Adapter l’accompagnement : les leviers à mobiliser
1. Le repérage précoce : un enjeu clé
Repérer une polyaddiction ne va pas de soi. Beaucoup de personnes cachent une part de leurs usages à leurs proches, voire aux professionnels, par peur d'être stigmatisées ou par méconnaissance du danger réel.
- Des outils tels que le questionnaire ASSIST (développé par l’OMS) aident à détecter la pluralité des usages en consultations de première ligne.
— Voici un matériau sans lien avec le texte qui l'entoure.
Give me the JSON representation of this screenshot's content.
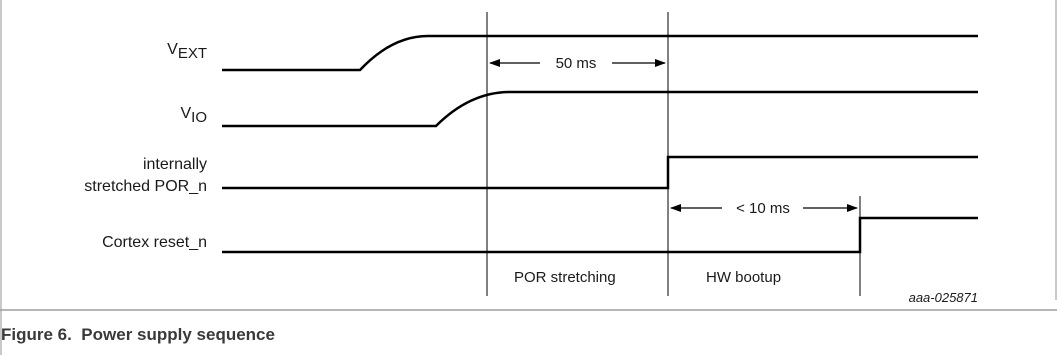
{
  "signals": [
    {
      "id": "vext",
      "label_main": "V",
      "label_sub": "EXT"
    },
    {
      "id": "vio",
      "label_main": "V",
      "label_sub": "IO"
    },
    {
      "id": "por",
      "label_line1": "internally",
      "label_line2": "stretched POR_n"
    },
    {
      "id": "cortex",
      "label": "Cortex reset_n"
    }
  ],
  "annotations": {
    "por_delay": "50 ms",
    "boot_delay": "< 10 ms"
  },
  "phases": {
    "stretching": "POR stretching",
    "bootup": "HW bootup"
  },
  "figure": {
    "id": "aaa-025871",
    "caption": "Figure 6.  Power supply sequence"
  },
  "colors": {
    "frame": "#c9c9c9",
    "separator": "#9e9e9e",
    "ink": "#000000",
    "caption_text": "#3a3a3a"
  }
}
- Le recours à des questions ouvertes (“Avez-vous déjà ressenti des difficultés en lien avec différents produits ou comportements à la fois ?”) favorise l’expression.
- La formation systématique des acteurs de terrain (médecins traitants, infirmiers, travailleurs sociaux) reste un maillon indispensable.
2. Un accompagnement individualisé et centré sur la personne
Au-delà des consommations, il faut tenir compte des autres dimensions de la vie :
- Enjeux familiaux et professionnels
- Situation financière
- Santé mentale
- Environnement social
Des structures comme les CSAPA (Centres de soins, d’accompagnement et de prévention en addictologie) proposent aujourd’hui des suivis pluridisciplinaires : accompagnement médical, psychologique, social, accès aux droits, groupe de parole, médiation familiale, etc. Selon l’OFDT, 42 % des usagers suivis en CSAPA en 2022 présentaient une polyconsommation.
L’accompagnement doit être progressif, flexible (possibilité d’aller-retour dans le parcours, adaptation du rythme), co-construit avec la personne (partir de ses priorités, fixer ensemble des objectifs accessibles), et non linéaire.
3. Travailler la réduction des risques
La réduction des risques ne concerne plus seulement les usagers de drogues : elle s’adresse aussi à ceux qui combinent substances licites et illicites, ou usages et comportements. Quelques exemples concrets :
- Proposition systématique de dépistages (VIH, hépatites), vaccination, kits de prévention, conseils pour éviter les mélanges dangereux
- Ateliers d’éducation à la santé, notamment à destination des jeunes et des publics précaires
- Soutien et information pour les proches : comprendre les risques, savoir réagir face à un malaise, trouver de l’aide locale
Selon l’ANSM (2023), la distribution de naloxone (antidote des overdoses d’opioïdes) progresse mais reste à développer, notamment auprès des personnes en polyconsommation à risque.
4. Prendre en compte la santé mentale
Il est établi que les troubles psychiques (anxiété, dépression, troubles du comportement, psychoses) sont davantage présents chez les personnes en situation de polyaddiction. D’après une étude nationale (INSERM, 2020), 30 à 40 % des personnes suivies en addictologie présentent un trouble psychiatrique associé.
L’accompagnement doit donc intégrer le repérage et, si besoin, l’orientation vers des soins spécialisés. Certaines structures expérimentent des consultations communes “psy/addicto”, pour éviter les ruptures de parcours et les errances thérapeutiques.